La mise à mort des taureaux n’était plus pratiquée au Portugal depuis la fin du XIXe siècle, quand une loi datant de 1928 l’a carrément interdite. Mais Barrancos a toujours bravé la loi et perpétré la coutume locale. En 2002, au nom du respect des traditions établies, le parlement national a finalement accordé un régime d’exception à Barrancos et Monsaraz, une autre commune de la région de l’Alentejo, bastion de la tauromachie portugaise.

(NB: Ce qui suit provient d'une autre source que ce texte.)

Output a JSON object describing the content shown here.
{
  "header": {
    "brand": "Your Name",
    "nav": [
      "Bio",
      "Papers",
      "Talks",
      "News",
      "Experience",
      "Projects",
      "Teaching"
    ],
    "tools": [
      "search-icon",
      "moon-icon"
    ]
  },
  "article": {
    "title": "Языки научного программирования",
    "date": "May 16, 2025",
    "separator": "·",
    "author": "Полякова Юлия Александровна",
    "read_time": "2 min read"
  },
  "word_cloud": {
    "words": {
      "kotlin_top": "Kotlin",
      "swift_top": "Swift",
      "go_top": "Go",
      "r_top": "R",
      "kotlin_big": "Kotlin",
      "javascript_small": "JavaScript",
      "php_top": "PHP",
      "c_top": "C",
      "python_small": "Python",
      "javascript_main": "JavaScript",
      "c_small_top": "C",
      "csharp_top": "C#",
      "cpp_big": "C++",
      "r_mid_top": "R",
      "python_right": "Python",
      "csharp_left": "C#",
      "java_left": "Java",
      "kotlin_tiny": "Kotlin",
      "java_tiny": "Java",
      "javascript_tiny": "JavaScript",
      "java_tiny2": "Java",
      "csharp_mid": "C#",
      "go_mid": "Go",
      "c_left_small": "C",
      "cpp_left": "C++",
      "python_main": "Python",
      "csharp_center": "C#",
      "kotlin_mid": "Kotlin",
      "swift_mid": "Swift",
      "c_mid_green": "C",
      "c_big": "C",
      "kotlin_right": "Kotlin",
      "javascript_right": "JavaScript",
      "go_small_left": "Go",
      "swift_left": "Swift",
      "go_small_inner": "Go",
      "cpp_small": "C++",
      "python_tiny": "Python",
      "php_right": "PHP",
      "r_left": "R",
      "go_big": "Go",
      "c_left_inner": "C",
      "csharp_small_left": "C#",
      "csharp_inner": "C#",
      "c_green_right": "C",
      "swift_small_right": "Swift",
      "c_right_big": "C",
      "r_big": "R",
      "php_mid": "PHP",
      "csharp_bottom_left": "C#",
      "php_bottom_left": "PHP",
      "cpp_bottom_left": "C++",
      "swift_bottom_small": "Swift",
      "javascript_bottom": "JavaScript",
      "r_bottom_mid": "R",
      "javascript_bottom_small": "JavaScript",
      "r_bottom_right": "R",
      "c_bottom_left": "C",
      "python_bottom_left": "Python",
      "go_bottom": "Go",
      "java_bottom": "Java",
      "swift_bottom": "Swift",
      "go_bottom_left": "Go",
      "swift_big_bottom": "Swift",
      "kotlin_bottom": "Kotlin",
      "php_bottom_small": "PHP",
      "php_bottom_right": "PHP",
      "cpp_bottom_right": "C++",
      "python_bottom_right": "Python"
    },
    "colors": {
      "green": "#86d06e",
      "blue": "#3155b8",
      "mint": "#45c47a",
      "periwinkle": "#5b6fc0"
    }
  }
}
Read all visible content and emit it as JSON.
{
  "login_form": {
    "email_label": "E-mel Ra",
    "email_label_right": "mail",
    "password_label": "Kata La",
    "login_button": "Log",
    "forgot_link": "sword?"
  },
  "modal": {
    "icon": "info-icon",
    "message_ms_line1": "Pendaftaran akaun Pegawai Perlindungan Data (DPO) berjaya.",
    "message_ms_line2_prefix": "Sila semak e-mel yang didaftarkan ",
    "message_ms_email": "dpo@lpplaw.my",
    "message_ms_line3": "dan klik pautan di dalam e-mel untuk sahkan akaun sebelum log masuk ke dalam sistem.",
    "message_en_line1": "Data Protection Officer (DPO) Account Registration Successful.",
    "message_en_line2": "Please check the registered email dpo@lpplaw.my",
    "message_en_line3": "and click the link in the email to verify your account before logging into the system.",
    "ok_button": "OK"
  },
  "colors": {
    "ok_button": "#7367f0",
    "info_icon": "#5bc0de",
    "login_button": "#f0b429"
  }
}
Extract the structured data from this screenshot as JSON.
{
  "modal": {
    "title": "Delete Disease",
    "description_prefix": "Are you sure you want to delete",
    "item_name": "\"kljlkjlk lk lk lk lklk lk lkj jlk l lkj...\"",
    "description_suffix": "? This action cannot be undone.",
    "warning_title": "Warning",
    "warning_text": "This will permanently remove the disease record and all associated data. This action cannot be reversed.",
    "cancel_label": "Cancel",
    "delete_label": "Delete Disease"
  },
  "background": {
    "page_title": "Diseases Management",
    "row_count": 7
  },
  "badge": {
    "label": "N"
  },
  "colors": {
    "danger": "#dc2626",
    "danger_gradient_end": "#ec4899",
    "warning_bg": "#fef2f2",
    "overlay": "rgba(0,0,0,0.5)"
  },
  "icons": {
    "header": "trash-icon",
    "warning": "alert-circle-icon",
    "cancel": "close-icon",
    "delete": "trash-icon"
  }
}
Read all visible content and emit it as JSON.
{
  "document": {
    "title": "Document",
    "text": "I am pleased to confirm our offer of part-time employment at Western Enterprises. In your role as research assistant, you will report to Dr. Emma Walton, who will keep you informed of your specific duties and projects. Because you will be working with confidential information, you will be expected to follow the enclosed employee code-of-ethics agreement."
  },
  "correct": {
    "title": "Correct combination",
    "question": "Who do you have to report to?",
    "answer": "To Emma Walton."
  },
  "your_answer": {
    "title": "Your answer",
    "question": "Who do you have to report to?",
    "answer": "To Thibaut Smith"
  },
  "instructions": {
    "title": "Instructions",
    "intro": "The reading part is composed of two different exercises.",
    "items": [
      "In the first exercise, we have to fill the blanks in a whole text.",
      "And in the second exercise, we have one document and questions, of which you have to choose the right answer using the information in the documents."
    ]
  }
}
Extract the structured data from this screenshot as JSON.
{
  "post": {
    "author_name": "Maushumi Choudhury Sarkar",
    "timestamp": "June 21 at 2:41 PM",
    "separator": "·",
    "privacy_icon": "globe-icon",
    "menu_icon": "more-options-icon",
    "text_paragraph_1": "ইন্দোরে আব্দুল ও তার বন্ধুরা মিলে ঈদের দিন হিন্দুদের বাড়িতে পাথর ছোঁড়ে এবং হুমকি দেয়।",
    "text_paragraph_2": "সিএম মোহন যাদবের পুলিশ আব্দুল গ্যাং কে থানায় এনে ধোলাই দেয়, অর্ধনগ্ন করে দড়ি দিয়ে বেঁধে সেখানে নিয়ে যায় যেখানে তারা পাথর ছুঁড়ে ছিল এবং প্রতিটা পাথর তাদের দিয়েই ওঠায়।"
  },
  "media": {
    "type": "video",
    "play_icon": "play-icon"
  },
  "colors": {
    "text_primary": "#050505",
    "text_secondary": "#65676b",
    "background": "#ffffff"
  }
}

«Avoir obtenu une exception à la loi, c’est énorme !», se réjouit le matador Nuno Casquinha qui, vêtu une veste bleu marine ajustée, s’apprête à rejoindre l’arène où l’attendent des dizaines de spectateurs dans des gradins en bois dressés pour l’occasion. «C’est très gratifiant pour nous», car à Barrancos «nous pouvons exercer notre métier pleinement», se félicite ce Portugais de 37 ans aux cheveux gominés. Dans la corrida à la portugaise, le taureau est lancé dans l’arène contre un toréador à cheval avant d’être immobilisé par huit hommes qui s’agrippent à son cou et à ses cornes.

L’animal est alors entraîné en dehors de l’arène pour être tué hors de la vue des «aficionados». Mais, à Barrancos, le spectacle se déroule comme dans l’Espagne voisine, avec un matador à pied, muni d’une cape et d’une épée. Cette commune de quelque 1.500 habitants, située à un kilomètre de la frontière espagnole, réclame sa proximité avec la culture du pays voisin.

Les corridas y sont vécues comme un signe d’une identité culturelle propre. Pour les militants anti-corrida, la tradition ne doit pas justifier une pratique qualifiée d’«anachronique». «Les droits des animaux sont fondamentaux !», scandaient jeudi soir une trentaine de personnes devant l’arène du Campo Pequeno à Lisbonne, un bâtiment de style mauresque en briques rouges, où se déroulait l’une des dernières «touradas» de la saison.

L’exception de Barrancos «n’a pas lieu d’être» d’autant que la législation «reconnaît déjà la nature violente des corridas», fait valoir Tania Mesquita, une juriste qui milite au sein du parti politique PAN (Parti animaux et nature) pour l’interdiction des spectacles de tauromachie.